B) If you have less than an hour, consume something small and preferably liquid, like a protein shake, or even a BCAA drink or other low calorie liquid option.
Liquids digest more quickly, but these two options won’t give you a sugar rush and consequent crash like some energy drinks, or other liquid options — like gatorade or powerade, which add calories above and beyond what is needed for people looking to shed weight, but might be fine for people not concerned with that and are training for more than 90 minutes.
You could also consume something small, a fistful of almonds or whole grains (even a slice of toast) with a cup of veggies or fruit.
C) If you have 1-2 hours, consume something roughly 200-400 calories.
Ideally (if weight loss is the objective) it’s something that consists of 15-20 grams of lean protein, and a fist size of veggies or two, with a small amount of healthy fat.
D) If you have 2-3 hours or more, consume something roughly 400-600 calories, or what most people would consider a full meal.
Again, lean protein (20-40 grams this time, a fist or two of veggies, maybe 1/2 an avocado or a little bit of coconut milk/oil and/or some kind of starchy carbohydrate option if that’s you.
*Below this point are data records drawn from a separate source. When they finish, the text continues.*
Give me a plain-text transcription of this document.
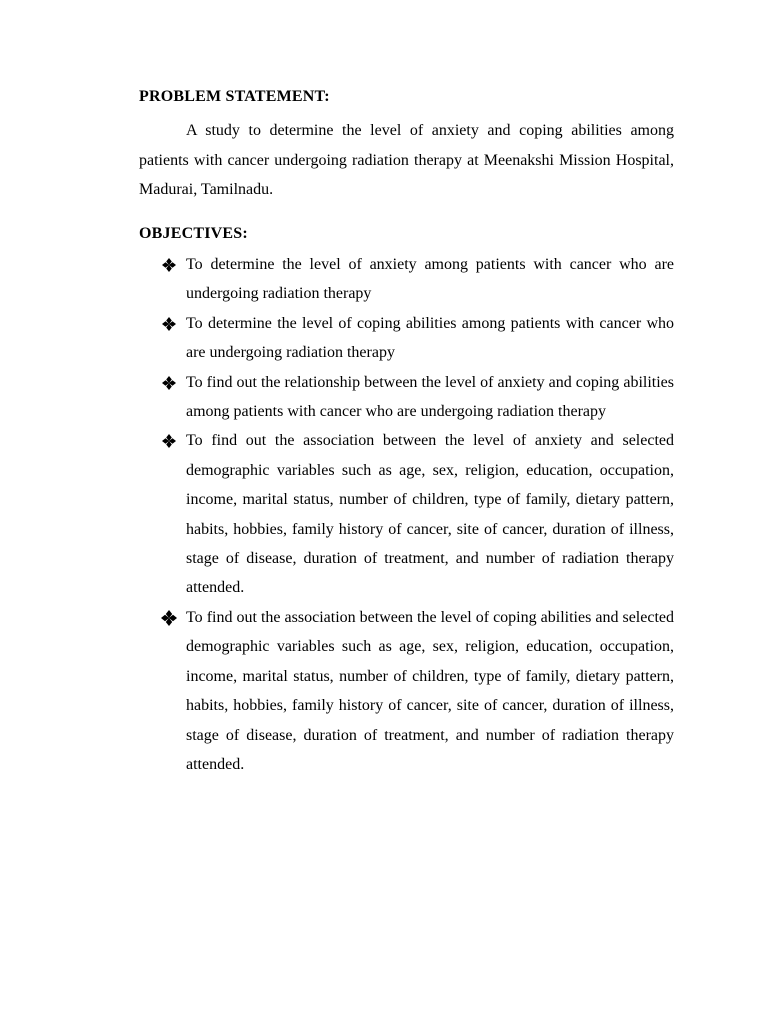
PROBLEM STATEMENT:

A study to determine the level of anxiety and coping abilities among patients with cancer undergoing radiation therapy at Meenakshi Mission Hospital, Madurai, Tamilnadu.

OBJECTIVES:
To determine the level of anxiety among patients with cancer who are undergoing radiation therapy
To determine the level of coping abilities among patients with cancer who are undergoing radiation therapy
To find out the relationship between the level of anxiety and coping abilities among patients with cancer who are undergoing radiation therapy
To find out the association between the level of anxiety and selected demographic variables such as age, sex, religion, education, occupation, income, marital status, number of children, type of family, dietary pattern, habits, hobbies, family history of cancer, site of cancer, duration of illness, stage of disease, duration of treatment, and number of radiation therapy attended.
To find out the association between the level of coping abilities and selected demographic variables such as age, sex, religion, education, occupation, income, marital status, number of children, type of family, dietary pattern, habits, hobbies, family history of cancer, site of cancer, duration of illness, stage of disease, duration of treatment, and number of radiation therapy attended.
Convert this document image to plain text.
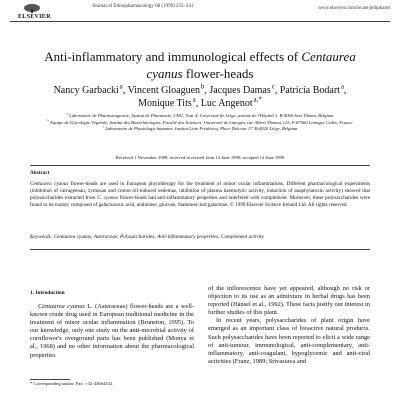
ELSEVIER
Journal of Ethnopharmacology 68 (1999) 235–241	www.elsevier.com/locate/jethpharm
Anti-inflammatory and immunological effects of Centaurea
cyanus flower-heads
Nancy Garbacki $^a$, Vincent Gloaguen $^b$, Jacques Damas $^c$, Patricia Bodart $^a$,
Monique Tits $^a$, Luc Angenot $^{a,*}$
$^a$ Laboratoire de Pharmacognosie, Institut de Pharmacie, CHU, Tour 4, Université de Liège, avenue de l'Hôpital 1, B-4000 Sart Tilman, Belgium
$^b$ Equipe de Glycologie Végétale, Institut des Biotechnologies, Faculté des Sciences, Université de Limoges, rue Albert Thomas 123, F-87060 Limoges Cédex, France
$^c$ Laboratoire de Physiologie humaine, Institut Léon Frédéricq, Place Delcour 17, B-4020 Liège, Belgium
Received 1 November 1998; received in revised form 14 June 1999; accepted 14 June 1999
Abstract
Centaurea cyanus flower-heads are used in European phytotherapy for the treatment of minor ocular inflammations. Different pharmacological experiments (inhibition of carrageenan, zymosan and croton oil-induced oedemas, inhibition of plasma haemolytic activity, induction of anaphylatoxin activity) showed that polysaccharides extracted from C. cyanus flower-heads had anti-inflammatory properties and interfered with complement. Moreover, these polysaccharides were found to be mainly composed of galacturonic acid, arabinose, glucose, rhamnose and galactose. © 1999 Elsevier Science Ireland Ltd. All rights reserved.
Keywords: Centaurea cyanus; Asteraceae; Polysaccharides; Anti-inflammatory properties; Complement activity
1. Introduction
Centaurea cyanus L. (Asteraceae) flower-heads are a well-known crude drug used in European traditional medicine in the treatment of minor ocular inflammation (Bruneton, 1995). To our knowledge, only one study on the anti-microbial activity of cornflower's overground parts has been published (Monya et al., 1968) and no other information about the pharmacological properties
of the inflorescence have yet appeared, although no risk or objection to its use as an admixture in herbal drugs has been reported (Hänsel et al., 1992). These facts justify our interest in further studies of this plant.
In recent years, polysaccharides of plant origin have emerged as an important class of bioactive natural products. Such polysaccharides have been reported to elicit a wide range of anti-tumour, immunological, anti-complementary, anti-inflammatory, anti-coagulant, hypoglycemic and anti-viral activities (Franz, 1989; Srivastava and
* Corresponding author. Fax: +32-43664332.
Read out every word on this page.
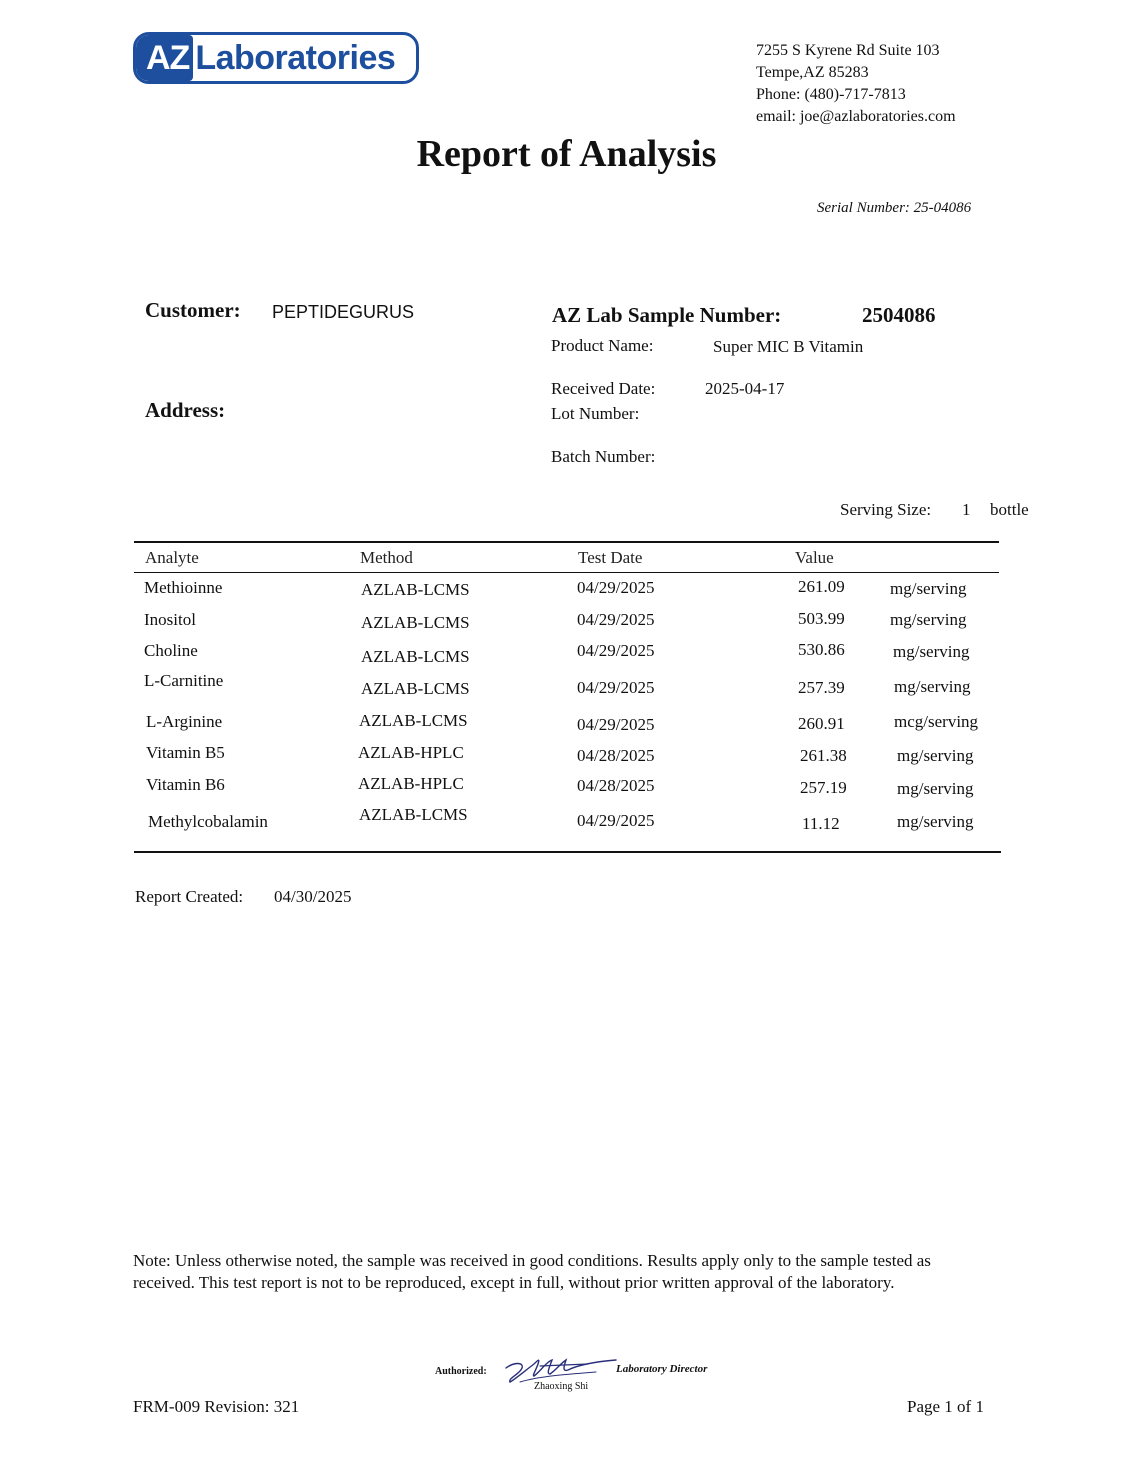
AZ Laboratories	7255 S Kyrene Rd Suite 103
Tempe,AZ 85283
Phone: (480)-717-7813
email: joe@azlaboratories.com
Report of Analysis
Serial Number: 25-04086
Customer: PEPTIDEGURUS
Address:
AZ Lab Sample Number:	2504086
Product Name:	Super MIC B Vitamin
Received Date:	2025-04-17
Lot Number:
Batch Number:
Serving Size: 1 bottle
Analyte	Method	Test Date	Value
Methioinne	AZLAB-LCMS	04/29/2025	261.09	mg/serving
Inositol	AZLAB-LCMS	04/29/2025	503.99	mg/serving
Choline	AZLAB-LCMS	04/29/2025	530.86	mg/serving
L-Carnitine	AZLAB-LCMS	04/29/2025	257.39	mg/serving
L-Arginine	AZLAB-LCMS	04/29/2025	260.91	mcg/serving
Vitamin B5	AZLAB-HPLC	04/28/2025	261.38	mg/serving
Vitamin B6	AZLAB-HPLC	04/28/2025	257.19	mg/serving
Methylcobalamin	AZLAB-LCMS	04/29/2025	11.12	mg/serving
Report Created: 04/30/2025
Note: Unless otherwise noted, the sample was received in good conditions. Results apply only to the sample tested as received. This test report is not to be reproduced, except in full, without prior written approval of the laboratory.
Authorized:	Laboratory Director
Zhaoxing Shi
FRM-009 Revision: 321	Page 1 of 1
Generally speaking people who train more can tolerate more carbohydrates in their diet, if you don’t train that often or have higher level skills then you might be reducing them to some extent.
I think in an ideal situation you have an opportunity to eat a full regular meal a couple of hours before you train (eat at noon, train at 2:30 kind of thing), but life often gets in the way.
This of course, is all dependent upon your eating cycle and gender though too. Women should eat obviously eat less overall, men slightly more on those scales above.
Many people these days are encouraged to eat 4-6 small meals in the day. I don’t think you have to, provided the quality of the food you consume is relatively high. See the linked to article above.
In fact, having eaten that way for many years, I found any deviance from my eating schedule and I felt really lethargic and unproductive. If I changed a workout time, those workouts would often be terrible in terms of performance and how I felt.
My situation might not be yours though, I would often have to squeeze workouts in between clients, and more specifically client cancellations.
That’s not to say you will feel the same way, but you really have to manipulate your diet to find what works for you and your lifestyle, in the same way that you have to manipulate your workout times (schedule them!) to suit your lifestyle.
- Figure out if you suited to early rising and take advantage of that trait if you are. If you’re a night owl, explore some other options.
- Figure out your occupational hazards. Discuss your exercise ambitions with your employer, and/or take note of what other people do at work. Is there something that fits in your work schedule? Perfect, take that morning/afternoon exercise break with a short lunch, or that extended lunch break when the gym is less busy.
- Tap into a time of day that suits your Circadian Rhythm. Typically 3 hours after waking is a great time to exercise (usually 10-11 AM) if you can, and for many others utilizing the slower hours of the afternoon can revitalize the rest of your day (usually 2-4 PM), it’s just hard to train at both of those times for most folks.
- Consider your nutritional patterns. If you’re a lark, can you exercise on an empty stomach, or should you wait for your big breakfast to digest? Are you capable of eating 2-3 hours before you workout? Do you find yourself sluggish at certain times of day due to food intake and could you make any changes?